Goa Bike Ride

It’s been a while since I have been in Goa and it has changed less than I thought it would in some ways, more in ways I perhaps cannot see. But I am a little wiser and am enjoying the bits I am seeing more and am willing to travel a little farther afield to see them.

I had booked a hotel in South Goa through the free internat at Mumbai internatial airport (I had decided to fly as it was only around 40 quid for the flight) The information said that this hotel had a swimming pool and internet. Sorted.

The Taxi shoehorned it’s way around cars with little thought to anyone’s safety and we arrived in one lucky piece, at the Donna Sa Maria hotel (full of cheerfully aged English package tourists), dial up internet (available at 8pm should you wish to check your mail) and a swimming pool. I stripped off and swam until my arms thrashed the pool full of bubbles and gnashed my teeth about the cheek in stating that a few minutes dial up could be called an internet connection.

The beach (Varca Beach I believe) had a few bars with union jacks flapping above them and the kind of sea you wouldn’t see many fish in even had they survived the daily net to table rat run.

No problem, we chowed down on a meal in a local restaurant of Chicken Xacuti and rubbed our tummies in delight, chatted to some of the lovely package tourists who give good value considering they are teetering on the abyss and slept like babes.

The next day I hired a motorbike and headed off down south to see what delights were in store for us there. I wanted internet, a nicer beach and some young people. We had heard of a mythical beach called Palolim, white sand and the kind of traveller normally found in the S.A.S. That’s us, rock and roll.

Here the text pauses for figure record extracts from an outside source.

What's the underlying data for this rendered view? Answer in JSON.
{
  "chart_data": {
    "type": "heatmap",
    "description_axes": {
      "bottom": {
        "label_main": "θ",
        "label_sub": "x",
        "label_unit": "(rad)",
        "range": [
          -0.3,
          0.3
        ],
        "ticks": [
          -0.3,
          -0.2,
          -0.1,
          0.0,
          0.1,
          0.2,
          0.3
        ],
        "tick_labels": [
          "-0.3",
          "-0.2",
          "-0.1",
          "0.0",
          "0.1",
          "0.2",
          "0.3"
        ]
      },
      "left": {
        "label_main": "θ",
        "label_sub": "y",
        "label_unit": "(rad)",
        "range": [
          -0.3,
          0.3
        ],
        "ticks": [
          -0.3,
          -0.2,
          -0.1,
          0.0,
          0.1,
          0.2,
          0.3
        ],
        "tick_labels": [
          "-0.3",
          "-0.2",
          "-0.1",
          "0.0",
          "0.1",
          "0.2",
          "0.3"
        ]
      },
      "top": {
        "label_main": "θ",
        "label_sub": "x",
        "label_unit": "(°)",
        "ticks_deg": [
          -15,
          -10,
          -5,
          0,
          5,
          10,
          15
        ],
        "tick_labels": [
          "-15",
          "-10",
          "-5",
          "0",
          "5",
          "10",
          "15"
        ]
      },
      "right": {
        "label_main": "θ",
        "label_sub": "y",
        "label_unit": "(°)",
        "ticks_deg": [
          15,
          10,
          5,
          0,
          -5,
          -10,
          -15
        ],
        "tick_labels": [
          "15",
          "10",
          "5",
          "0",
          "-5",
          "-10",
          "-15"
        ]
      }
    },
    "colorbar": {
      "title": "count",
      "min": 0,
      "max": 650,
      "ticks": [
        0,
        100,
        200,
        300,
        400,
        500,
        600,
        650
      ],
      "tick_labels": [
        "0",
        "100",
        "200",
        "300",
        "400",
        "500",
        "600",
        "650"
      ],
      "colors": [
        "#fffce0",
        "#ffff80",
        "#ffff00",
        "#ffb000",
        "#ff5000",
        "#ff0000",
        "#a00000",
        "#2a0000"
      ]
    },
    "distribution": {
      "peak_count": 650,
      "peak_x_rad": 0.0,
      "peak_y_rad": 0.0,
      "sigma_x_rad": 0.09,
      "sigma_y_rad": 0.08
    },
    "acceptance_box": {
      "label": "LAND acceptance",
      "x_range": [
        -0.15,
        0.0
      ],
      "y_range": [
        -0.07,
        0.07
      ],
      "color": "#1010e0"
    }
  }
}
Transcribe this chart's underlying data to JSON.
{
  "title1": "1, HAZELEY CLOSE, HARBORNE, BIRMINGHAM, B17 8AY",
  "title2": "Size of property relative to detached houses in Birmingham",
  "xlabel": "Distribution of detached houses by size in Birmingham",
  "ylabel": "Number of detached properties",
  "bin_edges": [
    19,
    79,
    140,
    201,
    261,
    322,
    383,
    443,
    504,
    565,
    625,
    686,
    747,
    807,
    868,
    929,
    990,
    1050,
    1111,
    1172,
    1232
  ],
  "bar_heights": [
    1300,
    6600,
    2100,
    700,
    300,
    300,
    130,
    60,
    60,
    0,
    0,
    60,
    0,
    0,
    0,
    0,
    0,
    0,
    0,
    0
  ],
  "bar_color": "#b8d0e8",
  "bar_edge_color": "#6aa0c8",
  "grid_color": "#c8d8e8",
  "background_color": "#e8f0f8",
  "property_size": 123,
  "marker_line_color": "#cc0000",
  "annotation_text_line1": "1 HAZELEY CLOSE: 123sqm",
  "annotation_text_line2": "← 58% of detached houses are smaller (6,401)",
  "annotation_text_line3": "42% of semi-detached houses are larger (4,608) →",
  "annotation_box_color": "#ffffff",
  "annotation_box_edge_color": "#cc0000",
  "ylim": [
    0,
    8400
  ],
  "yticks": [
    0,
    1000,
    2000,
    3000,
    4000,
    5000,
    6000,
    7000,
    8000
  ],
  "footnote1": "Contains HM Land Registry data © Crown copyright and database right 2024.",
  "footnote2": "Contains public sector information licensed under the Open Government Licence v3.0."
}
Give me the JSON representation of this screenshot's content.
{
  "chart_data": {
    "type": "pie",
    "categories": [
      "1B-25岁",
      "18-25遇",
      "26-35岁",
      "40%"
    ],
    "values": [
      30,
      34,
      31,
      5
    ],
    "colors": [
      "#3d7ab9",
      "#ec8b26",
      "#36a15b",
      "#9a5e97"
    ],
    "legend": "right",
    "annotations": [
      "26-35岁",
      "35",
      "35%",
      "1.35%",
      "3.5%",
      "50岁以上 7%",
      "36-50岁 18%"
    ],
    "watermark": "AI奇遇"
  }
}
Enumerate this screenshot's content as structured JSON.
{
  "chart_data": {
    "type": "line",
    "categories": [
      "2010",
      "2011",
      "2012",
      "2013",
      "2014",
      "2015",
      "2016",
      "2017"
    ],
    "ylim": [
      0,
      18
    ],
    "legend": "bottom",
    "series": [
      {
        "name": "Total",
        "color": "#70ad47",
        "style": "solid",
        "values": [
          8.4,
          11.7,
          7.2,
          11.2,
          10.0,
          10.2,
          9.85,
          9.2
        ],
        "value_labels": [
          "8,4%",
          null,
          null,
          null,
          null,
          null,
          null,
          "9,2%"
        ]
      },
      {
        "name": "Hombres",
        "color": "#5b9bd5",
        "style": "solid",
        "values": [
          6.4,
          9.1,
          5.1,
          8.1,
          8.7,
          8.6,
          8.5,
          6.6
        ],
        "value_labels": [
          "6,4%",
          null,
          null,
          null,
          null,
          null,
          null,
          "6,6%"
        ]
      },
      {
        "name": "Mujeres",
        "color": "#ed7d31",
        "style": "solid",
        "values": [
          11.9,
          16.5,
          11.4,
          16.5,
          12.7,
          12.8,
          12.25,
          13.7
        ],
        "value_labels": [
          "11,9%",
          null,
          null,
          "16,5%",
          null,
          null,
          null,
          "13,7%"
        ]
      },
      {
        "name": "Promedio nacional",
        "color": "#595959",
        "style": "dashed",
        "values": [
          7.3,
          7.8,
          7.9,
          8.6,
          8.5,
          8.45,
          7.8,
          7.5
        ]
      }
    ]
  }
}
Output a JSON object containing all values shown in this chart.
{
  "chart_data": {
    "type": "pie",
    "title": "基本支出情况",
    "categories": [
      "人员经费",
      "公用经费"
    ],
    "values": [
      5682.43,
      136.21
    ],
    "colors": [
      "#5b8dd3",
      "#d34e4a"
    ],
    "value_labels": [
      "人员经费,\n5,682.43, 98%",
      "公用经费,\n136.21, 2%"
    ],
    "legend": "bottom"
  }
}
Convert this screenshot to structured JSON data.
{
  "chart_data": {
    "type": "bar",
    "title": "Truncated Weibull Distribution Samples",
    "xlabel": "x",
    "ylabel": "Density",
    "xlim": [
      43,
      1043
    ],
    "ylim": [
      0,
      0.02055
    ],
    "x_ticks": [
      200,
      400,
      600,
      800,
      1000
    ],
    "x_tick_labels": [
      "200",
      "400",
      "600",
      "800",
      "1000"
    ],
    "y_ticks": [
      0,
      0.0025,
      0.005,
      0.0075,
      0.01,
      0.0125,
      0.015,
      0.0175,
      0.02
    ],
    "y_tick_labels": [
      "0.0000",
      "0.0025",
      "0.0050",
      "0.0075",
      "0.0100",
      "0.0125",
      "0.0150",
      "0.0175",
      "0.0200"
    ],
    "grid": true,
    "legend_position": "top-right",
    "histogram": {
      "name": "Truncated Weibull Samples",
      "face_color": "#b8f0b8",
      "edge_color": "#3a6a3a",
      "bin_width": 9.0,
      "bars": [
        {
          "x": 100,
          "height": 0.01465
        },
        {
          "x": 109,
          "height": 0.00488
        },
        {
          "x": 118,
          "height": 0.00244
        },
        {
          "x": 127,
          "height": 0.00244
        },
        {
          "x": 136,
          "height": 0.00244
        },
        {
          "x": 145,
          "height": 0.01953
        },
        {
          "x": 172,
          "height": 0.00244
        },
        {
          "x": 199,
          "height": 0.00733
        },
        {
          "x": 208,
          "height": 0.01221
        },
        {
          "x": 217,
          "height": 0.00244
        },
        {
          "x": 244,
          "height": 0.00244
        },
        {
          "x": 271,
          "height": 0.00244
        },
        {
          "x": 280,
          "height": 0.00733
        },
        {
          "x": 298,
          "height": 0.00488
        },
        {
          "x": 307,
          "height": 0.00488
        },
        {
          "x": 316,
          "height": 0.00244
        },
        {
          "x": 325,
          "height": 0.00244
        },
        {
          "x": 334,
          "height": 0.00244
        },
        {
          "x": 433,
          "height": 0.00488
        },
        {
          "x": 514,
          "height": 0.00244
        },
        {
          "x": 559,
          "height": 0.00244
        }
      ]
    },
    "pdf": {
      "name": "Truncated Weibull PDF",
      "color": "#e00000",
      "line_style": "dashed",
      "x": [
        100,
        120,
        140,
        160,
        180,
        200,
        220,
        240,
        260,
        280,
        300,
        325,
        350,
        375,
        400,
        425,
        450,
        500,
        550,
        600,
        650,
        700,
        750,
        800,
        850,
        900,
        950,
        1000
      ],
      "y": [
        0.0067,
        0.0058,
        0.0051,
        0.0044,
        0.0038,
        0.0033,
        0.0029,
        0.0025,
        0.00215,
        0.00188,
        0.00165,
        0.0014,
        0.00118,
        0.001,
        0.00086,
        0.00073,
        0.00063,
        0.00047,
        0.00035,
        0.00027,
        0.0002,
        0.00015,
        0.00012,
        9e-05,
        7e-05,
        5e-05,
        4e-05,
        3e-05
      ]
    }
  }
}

The motorbike ride was great. The air cooled by the constant breeze, the small ferry across the Sai river that looked like it had been carved by nemo himself out of old rusty iron, the ups and downs of the road as it snaked through emerald hills, the colourful locals planting rice in the paddies, the perfect little paddy fields on multi levels so that water would trickle down through a neat system of sluices. We even came across a deserted beach – well deserted apart from a handfull of other lucky devils, but that’s pretty deserted by Goan standards.

After a good few hours we arrived in Palolem. It was busy, colourful and like Koh Samui twenty years ago, so we booked a hut and moved ourselves down to the little sickle shaped beach.